Algorithms and Hardness for Active Learning on Graphs

Authors: Vincent Cohen-Addad, Silvio Lattanzi, Simon Meierhans

ICML 2025 | Venue PDF | Archive PDF | Plain Text | LLM Run Details

Reproducibility Variable Result LLM Response
Research Type Experimental We complement our theoretical results with proof-of-concept experiments on both synthetic and real world graphs showing that our algorithm has better experimental performances than the heuristics presented in (Guillory & Bilmes, 2009; Cesa-Bianchi et al., 2010).
Researcher Affiliation Collaboration 1Google 2ETH Zurich, Switzerland.
Pseudocode Yes Algorithm 1 T-GLS(G, τ, k)
Open Source Code Yes We provide the code used for running the experiments under https://github.com/mesimon/graph_label_selection.
Open Datasets Yes We then explore the full trade-off between budget k and Ψ(L) for the Davis southern woman graph (Davis et al., 1941).

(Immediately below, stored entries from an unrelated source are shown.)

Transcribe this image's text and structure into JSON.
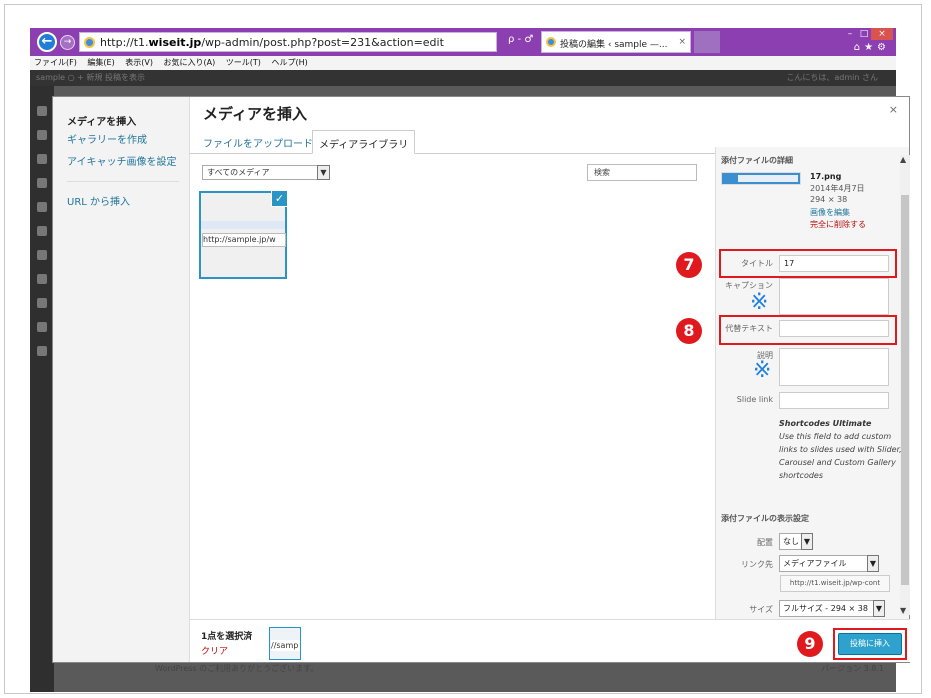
{
  "browser": {
    "url_prefix": "http://t1.",
    "url_domain": "wiseit.jp",
    "url_path": "/wp-admin/post.php?post=231&action=edit",
    "addr_tools": "ρ - ♂",
    "tab_title": "投稿の編集 ‹ sample —...",
    "tab_close": "×",
    "menu": [
      "ファイル(F)",
      "編集(E)",
      "表示(V)",
      "お気に入り(A)",
      "ツール(T)",
      "ヘルプ(H)"
    ]
  },
  "adminbar": {
    "left": "sample   ○   + 新規   投稿を表示",
    "right": "こんにちは、admin さん"
  },
  "modal": {
    "title": "メディアを挿入",
    "close": "×",
    "sidebar": {
      "title": "メディアを挿入",
      "gallery": "ギャラリーを作成",
      "featured": "アイキャッチ画像を設定",
      "from_url": "URL から挿入"
    },
    "tabs": {
      "upload": "ファイルをアップロード",
      "library": "メディアライブラリ"
    },
    "filter": "すべてのメディア",
    "search": "検索",
    "attachment_url": "http://sample.jp/w"
  },
  "details": {
    "heading": "添付ファイルの詳細",
    "file_name": "17.png",
    "date": "2014年4月7日",
    "dimensions": "294 × 38",
    "edit_link": "画像を編集",
    "delete_link": "完全に削除する",
    "title_label": "タイトル",
    "title_value": "17",
    "caption_label": "キャプション",
    "alt_label": "代替テキスト",
    "desc_label": "説明",
    "slide_label": "Slide link",
    "kome": "※",
    "sc_title": "Shortcodes Ultimate",
    "sc_body": "Use this field to add custom links to slides used with Slider, Carousel and Custom Gallery shortcodes",
    "settings_heading": "添付ファイルの表示設定",
    "align_label": "配置",
    "align_value": "なし",
    "link_label": "リンク先",
    "link_value": "メディアファイル",
    "link_url": "http://t1.wiseit.jp/wp-cont",
    "size_label": "サイズ",
    "size_value": "フルサイズ - 294 × 38"
  },
  "bottom": {
    "selected": "1点を選択済",
    "clear": "クリア",
    "mini_url": "//samp",
    "insert": "投稿に挿入"
  },
  "badges": [
    "7",
    "8",
    "9"
  ],
  "footer": {
    "left": "WordPress のご利用ありがとうございます。",
    "right": "バージョン 3.8.1"
  }
}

Finally, we run experiments on two real world graphs from the Stanford Network Analysis Project (SNAP) (Leskovec & Krevl, 2014).
Dataset Splits No The paper focuses on an active learning problem where the goal is to select 'k' vertices whose labels are best suited for predicting other labels. The concept of train/test/validation splits in the traditional sense for model training is not applicable here as the datasets are graphs where vertices are selected, not partitioned into predefined training, testing, or validation sets for a supervised learning task. The paper describes using a 'budget k' to select vertices, which is not a dataset split.
Hardware Specification No The paper does not provide any specific details about the hardware used to run the experiments, such as GPU models, CPU types, or memory.
Software Dependencies No The paper does not specify any software dependencies with version numbers (e.g., Python 3.x, PyTorch 1.x) that would be needed to reproduce the experimental environment.
Experiment Setup Yes For all experiments, we run the algorithm of (Guillory & Bilmes, 2009) for maximizing Ψ( ) and the algorithm of (Cesa-Bianchi et al., 2010) 10 times and report the mean and standard deviation for the achieved ratio Ψ(L). Since our algorithm is deterministic, we simply report the ratio. We don t allow any slack in the budget k when evaluating the algorithms.